NHK連続テレビ小説『ばけばけ』第9回の放送で、「落武者」がXのトレンド入りを果たすほど話題になりました。主人公「松野トキ」の父親の奮闘が話題をさらった放送回でしたが、この父親に関する史実は、ドラマよりもっと「うらめしい」ものでした。

娘の幸せを願っての「真剣な行動(笑)」

『ばけばけ』第9回で「落武者」となって笑いを誘った、司之介役の岡部たかしさん
『ばけばけ』第9回で「落武者」となって笑いを誘った、司之介役の岡部たかしさん

 文学者・小泉八雲(パトリック・ラフカディオ・ハーン)と、彼を支えた妻の小泉セツをモデルにしたNHK連続テレビ小説『ばけばけ』第9回放送では、働き手を増やして困窮から脱するために主人公「松野トキ(演:高石あかり)」のお見合い作戦に奮闘する様子が描かれました。

 最初のお見合い相手は、明治の世になっても武士でいることにこだわるトキの父・司之介(演:岡部たかし)と祖父・勘右衛門(演:小日向文世)のせいで破談に。縁談を断られて落ち込んでもなお、家族みんなで幸せになりたいと、嫁入りではなく「婿取り」を希望するトキの姿を見た父・司之介は、次の縁談に向けて一大決心し、2回目のお見合い当日に「まげ」を落とした姿で現れます。

 ところが、肝心の見合い相手は「まげ」を残した姿で登場。「切るんじゃなかった」と、司之介は崩れ落ちます。周りから「辻斬りにあったのか」「申し訳ございません。うちの落武者が」と、いじられる一方、毛先を気にしてファサッと触って困惑する司之介に、多くの視聴者が大爆笑。「泣きながら笑った」「コントがすぎる」「岡部たかしは凄い役者だな」など、絶賛の声があがっています。

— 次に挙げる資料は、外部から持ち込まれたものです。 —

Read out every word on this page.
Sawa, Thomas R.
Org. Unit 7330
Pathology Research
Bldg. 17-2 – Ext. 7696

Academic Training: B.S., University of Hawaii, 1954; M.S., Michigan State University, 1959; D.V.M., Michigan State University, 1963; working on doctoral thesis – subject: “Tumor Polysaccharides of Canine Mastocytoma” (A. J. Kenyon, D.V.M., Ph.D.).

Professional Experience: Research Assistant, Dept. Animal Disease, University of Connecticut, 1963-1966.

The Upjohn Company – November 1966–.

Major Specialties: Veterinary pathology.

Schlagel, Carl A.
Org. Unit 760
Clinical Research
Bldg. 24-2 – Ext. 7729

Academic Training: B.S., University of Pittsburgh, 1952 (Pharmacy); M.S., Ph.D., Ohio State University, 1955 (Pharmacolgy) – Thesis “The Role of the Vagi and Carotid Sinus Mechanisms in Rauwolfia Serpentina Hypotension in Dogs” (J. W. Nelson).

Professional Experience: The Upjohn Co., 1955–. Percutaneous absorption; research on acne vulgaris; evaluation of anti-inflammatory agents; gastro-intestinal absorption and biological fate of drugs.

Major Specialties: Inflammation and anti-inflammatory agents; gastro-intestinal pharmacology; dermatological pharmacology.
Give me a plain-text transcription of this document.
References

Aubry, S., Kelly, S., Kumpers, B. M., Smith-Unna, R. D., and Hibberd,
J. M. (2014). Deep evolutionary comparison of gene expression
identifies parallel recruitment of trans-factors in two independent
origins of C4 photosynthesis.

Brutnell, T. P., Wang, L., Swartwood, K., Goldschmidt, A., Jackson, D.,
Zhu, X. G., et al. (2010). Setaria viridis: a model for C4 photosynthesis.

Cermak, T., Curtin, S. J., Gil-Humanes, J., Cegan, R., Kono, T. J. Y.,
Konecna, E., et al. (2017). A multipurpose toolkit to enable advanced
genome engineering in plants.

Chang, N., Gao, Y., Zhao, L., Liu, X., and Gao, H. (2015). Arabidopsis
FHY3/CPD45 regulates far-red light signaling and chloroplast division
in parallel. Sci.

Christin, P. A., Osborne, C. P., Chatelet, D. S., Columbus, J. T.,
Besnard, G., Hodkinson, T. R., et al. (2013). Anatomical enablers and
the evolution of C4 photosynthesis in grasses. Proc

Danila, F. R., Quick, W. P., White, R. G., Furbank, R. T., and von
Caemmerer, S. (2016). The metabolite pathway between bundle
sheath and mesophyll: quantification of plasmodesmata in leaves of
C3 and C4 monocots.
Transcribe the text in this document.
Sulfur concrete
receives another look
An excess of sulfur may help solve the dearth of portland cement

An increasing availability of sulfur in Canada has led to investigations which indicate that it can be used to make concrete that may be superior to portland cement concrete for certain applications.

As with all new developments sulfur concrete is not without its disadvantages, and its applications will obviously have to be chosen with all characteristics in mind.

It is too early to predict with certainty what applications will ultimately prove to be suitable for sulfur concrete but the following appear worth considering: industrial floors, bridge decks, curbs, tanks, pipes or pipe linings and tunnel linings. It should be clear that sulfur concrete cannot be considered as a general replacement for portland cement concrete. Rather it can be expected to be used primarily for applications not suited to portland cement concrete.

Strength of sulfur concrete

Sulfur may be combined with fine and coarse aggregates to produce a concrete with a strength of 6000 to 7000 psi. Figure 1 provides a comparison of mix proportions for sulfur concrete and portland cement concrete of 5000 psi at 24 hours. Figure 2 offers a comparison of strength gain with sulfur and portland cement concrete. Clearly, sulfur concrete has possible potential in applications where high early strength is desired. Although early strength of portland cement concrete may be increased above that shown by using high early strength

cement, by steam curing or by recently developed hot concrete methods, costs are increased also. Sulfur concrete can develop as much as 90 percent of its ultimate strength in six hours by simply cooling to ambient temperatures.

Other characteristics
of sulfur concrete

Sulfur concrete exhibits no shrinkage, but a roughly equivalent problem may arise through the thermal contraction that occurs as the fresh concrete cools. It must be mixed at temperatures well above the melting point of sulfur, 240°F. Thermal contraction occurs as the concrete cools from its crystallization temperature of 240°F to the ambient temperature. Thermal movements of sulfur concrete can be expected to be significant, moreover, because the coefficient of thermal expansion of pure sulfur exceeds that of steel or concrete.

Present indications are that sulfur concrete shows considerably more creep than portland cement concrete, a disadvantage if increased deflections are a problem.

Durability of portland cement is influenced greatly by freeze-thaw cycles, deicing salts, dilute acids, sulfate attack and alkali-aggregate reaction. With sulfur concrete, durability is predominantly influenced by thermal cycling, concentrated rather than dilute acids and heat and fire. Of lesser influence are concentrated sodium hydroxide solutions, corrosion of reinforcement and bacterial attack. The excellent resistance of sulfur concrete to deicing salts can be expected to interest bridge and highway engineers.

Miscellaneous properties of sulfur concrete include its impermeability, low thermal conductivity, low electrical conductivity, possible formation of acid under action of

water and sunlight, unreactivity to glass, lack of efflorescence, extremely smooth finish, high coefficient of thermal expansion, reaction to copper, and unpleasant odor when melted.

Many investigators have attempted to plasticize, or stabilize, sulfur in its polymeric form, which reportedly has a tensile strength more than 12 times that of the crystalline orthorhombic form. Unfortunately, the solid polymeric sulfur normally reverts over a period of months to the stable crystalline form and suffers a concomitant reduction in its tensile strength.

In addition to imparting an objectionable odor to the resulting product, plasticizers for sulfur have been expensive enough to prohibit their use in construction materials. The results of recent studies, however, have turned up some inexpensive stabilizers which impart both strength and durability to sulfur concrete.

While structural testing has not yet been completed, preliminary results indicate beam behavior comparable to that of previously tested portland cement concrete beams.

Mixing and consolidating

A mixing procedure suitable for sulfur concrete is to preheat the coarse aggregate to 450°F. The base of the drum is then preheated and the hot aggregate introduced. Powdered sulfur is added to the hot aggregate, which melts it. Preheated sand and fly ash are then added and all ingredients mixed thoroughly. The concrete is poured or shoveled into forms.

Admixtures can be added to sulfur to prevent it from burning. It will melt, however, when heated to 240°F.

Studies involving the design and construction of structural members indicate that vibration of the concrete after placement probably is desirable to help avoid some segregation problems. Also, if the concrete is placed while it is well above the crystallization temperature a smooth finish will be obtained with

 劇中では、この司之介の活躍(?)もあって縁談は和やかに進みましたが、松野家のモデルとなった「稲垣家」の厳しい現実を知ると、司之介の「落武者」コントにも「大きな救いがある」と感じられてきます。

婿入りした青年も失望する「貧困生活」

 トキのモデルとされるセツが育った稲垣家は、松江藩の士族として城下に屋敷を構える家でしたが、当時の大多数の士族と同様に、明治維新によって食い扶持を失って困窮します。セツの父・金十郎は善良で気前の良い性格で、「狡猾で薄情な詐欺」の手合いにかかって残された資金を失い、先祖代々の屋敷も明け渡して貧困生活に転がり落ちます。

 一家没落の経緯はドラマでも描かれていますが、司之介が牛乳配達の仕事を続け、娘トキの幸せを願って奮闘するのに対し、史実における父・金十郎は時代の変化についていけず、何ら為すところがなく、一家の生計はセツが外で働いて得た稼ぎと母・トミの内職で支えていました。やがて因幡の元士族の息子を婿に迎え、セツと夫婦になりますが、稲垣家の惨状に失望した彼は、1年と経たずに姿を消してしまいます。

 もし、史実に沿ってドラマの物語が展開していくと考えると、トキの「二度目の縁談」の先には、さらなる困難が待ち構えているかもしれません。本来なら辛く、うらめしい出来事が続く物語になるはずですが、ドラマ『ばけばけ』には、岡部たかしさん演じる「落武者」が象徴するように、見る者が「大いに救われる」要素が今後もたくさんあることを期待させてくれます。